Bien que nombreuses et diversifiées, l’impact de ces actions est limité. Il l’est par l’absence de coordination entre les acteurs, qui ne permet pas une priorisation en lien avec les besoins, qui souligne la difficulté de l’Etat à assumer l’équité territoriale dans l’accès aux soins de premier recours et qui amène les collectivités à tout tenter pour répondre à une problématique impactante pour leur attractivité. Il l’est également par la nature même des actions engagées. Uniquement incitatives, elles ne semblent pas en mesure d’enrayer une dynamique qui, manifestement, dépasse la seule question des avantages financiers, statutaires ou autres.

 

Un débat national pour changer la manière d’agir

Le prochain débat présidentiel doit donc permettre d’aborder cette situation et de poser les bases d’une réponse plus adaptée. Celles-ci pourraient se résumer en quatre axes : coordination, innovation, coopération, coercition.

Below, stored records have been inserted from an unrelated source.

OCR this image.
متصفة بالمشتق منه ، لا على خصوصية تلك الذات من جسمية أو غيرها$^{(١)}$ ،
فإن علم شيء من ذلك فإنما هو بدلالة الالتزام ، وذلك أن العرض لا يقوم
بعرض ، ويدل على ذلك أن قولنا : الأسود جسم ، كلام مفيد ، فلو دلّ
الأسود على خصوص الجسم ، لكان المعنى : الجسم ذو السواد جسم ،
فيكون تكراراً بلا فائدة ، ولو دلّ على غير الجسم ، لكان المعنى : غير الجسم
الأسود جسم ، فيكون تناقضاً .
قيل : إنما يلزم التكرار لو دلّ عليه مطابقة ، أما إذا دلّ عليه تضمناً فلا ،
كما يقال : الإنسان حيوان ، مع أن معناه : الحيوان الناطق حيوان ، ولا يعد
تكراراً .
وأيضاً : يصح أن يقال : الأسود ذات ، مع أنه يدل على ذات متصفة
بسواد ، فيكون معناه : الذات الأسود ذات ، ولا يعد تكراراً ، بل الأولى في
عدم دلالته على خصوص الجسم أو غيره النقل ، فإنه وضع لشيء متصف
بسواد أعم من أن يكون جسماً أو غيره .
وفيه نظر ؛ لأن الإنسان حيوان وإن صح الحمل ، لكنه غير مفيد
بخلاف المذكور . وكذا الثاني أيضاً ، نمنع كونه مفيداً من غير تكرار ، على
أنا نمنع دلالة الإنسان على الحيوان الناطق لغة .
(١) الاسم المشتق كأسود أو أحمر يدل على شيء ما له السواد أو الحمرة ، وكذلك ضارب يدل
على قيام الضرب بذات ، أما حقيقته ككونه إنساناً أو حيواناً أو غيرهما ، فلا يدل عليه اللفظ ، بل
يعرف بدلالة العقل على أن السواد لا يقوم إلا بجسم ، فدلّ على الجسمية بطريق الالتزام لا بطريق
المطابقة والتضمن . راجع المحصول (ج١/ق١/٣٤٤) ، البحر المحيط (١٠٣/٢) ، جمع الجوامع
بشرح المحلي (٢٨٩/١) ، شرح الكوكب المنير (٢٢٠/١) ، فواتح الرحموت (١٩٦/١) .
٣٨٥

Coordination par la mise en œuvre d’une stratégie globale, pensée conjointement par l’Etat et les collectivités, permettant de prioriser les besoins, d’améliorer l’efficacité  des actions et de limiter la concurrence entre territoires. Innovation en poursuivant toutes les nouvelles formes d’exercice médical déjà testées et notamment la télémédecine. Coopération en accentuant la possibilité faite à des professionnels de santé de réaliser certains actes habituellement réservés aux médecins généralistes. De ce point de vue les Communautés professionnelles territoriales de santé (CPTS), évoqué dans une précédente tribune, constituent un outil efficace pour y parvenir dans de bonnes conditions. Enfin, et c’est certainement ce qui sera le plus difficile à mettre en œuvre, la coercition. Une stratégie globale ne pourra être envisagée qu’en recourant à des outils permettant une régulation directe des installations. Le conventionnement sélectif – l’installation en secteur 1 dans une zone sur-dotée n’est possible que par le départ d’un médecin conventionné – ou le conventionnement individuel généralisé – c’est-à-dire une fixation d’un objectif de postes conventionnés par zones suivant les besoins – sont des idées permettant à la fois de répondre aux besoins des territoires tout en maintenant le principe de la liberté d’installation.

Si la prochaine campagne présidentielle ne permet pas d’enclencher une nouvelle dynamique, la situation de certains territoires deviendra particulièrement délicate et les mesures à engager pour y remédier ne pourront qu’être plus radicales encore.